Research News

New Greenland Ice Sheet study highlights urgency for more glaciology research

Greenland icebergs in Disko Bay.

The midnight sun casts a golden glow on an iceberg and its reflection in Disko Bay, Greenland. Much of Greenland’s annual mass loss occurs through calving of icebergs such as this. Photo: Ian Joughin, University of Washington

By CHARLOTTE HSU

Published December 10, 2019

headshot of Beata Csatho.
“The importance of ice dynamics emphasizes the need of continuing improvements of numerical ice sheet models, in particular coupled ice-ocean-atmosphere-solid earth models, as well as the need for modeling and data intercomparison studies.”
Beata Csatho, professor and chair
Department of Geology

A new study on the Greenland Ice Sheet shows that it’s shrinking at an alarming rate, and highlights the urgency of conducting new research to improve our understanding of how, exactly, the ice sheet is losing mass, says UB expert Beata Csatho.

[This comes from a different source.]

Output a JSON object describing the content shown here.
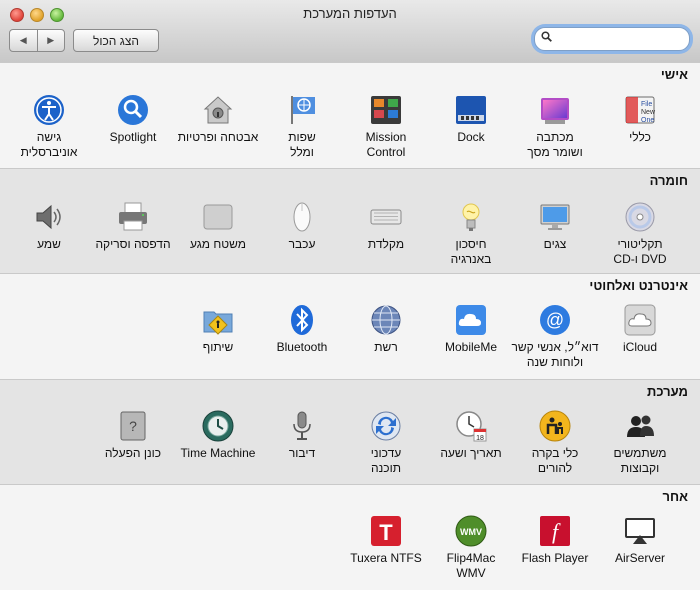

Csatho, professor and chair of the Department of Geology in the College of Arts and Sciences, was part of a large international team that carried out the project.

The study, which was published in Nature today, provides the most complete picture to date of how the Greenland Ice Sheet has changed in recent decades. Among the findings: Researchers estimate that Greenland has lost enough ice since 1992 to raise global sea levels by about 10.6 millimeters, and that ice loss is happening seven times faster than in the 1990s.

The results come from a major climate assessment known as the Ice Sheet Mass Balance Inter-comparison Exercise (IMBIE). Led by Professor Andrew Shepherd at the University of Leeds and researcher Erik Ivins at NASA’s Jet Propulsion Laboratory in California, the project was supported by the European Space Agency (ESA) and NASA.

Csatho is one of 89 scientists from 50 international organizations who combined data from 26 separate surveys to compute changes in the mass of Greenland’s ice sheet between 1992 and 2018.

Csatho says the new study is alarming as it shows that ice loss has been accelerating at a rapid pace. The research also underscores how much scientists still have to learn about the ice sheet’s behavior, she says.

“The new study provides a robust partition of mass losses due to surface processes and changes in ice dynamics, primarily due to outlet glacier speed-up,” Csatho says. “In 1992-2018, about 47% of mass loss is due to ice dynamics.

“The large contribution of ice dynamics is contrary to studies that expected decreasing contributions from ice dynamics and a dominance of mass loss caused by surface processes, such as increased melting,” she says. “The importance of ice dynamics emphasizes the need of continuing improvements of numerical ice sheet models, in particular coupled ice-ocean-atmosphere-solid earth models, as well as the need for modeling and data intercomparison studies.”

Research that combines ice sheet modeling with measurements of the ice sheet’s behavior in modern and prehistoric times is a focus of the climate change group in UB’s Department of Geology, she says.

Csatho and her colleagues in the department leverage a number of tools to learn about the Greenland Ice Sheet, including numerical modeling, satellite and aerial measurements, and field work to investigate the size and behavior of the ice sheet and glaciers in prehistoric times.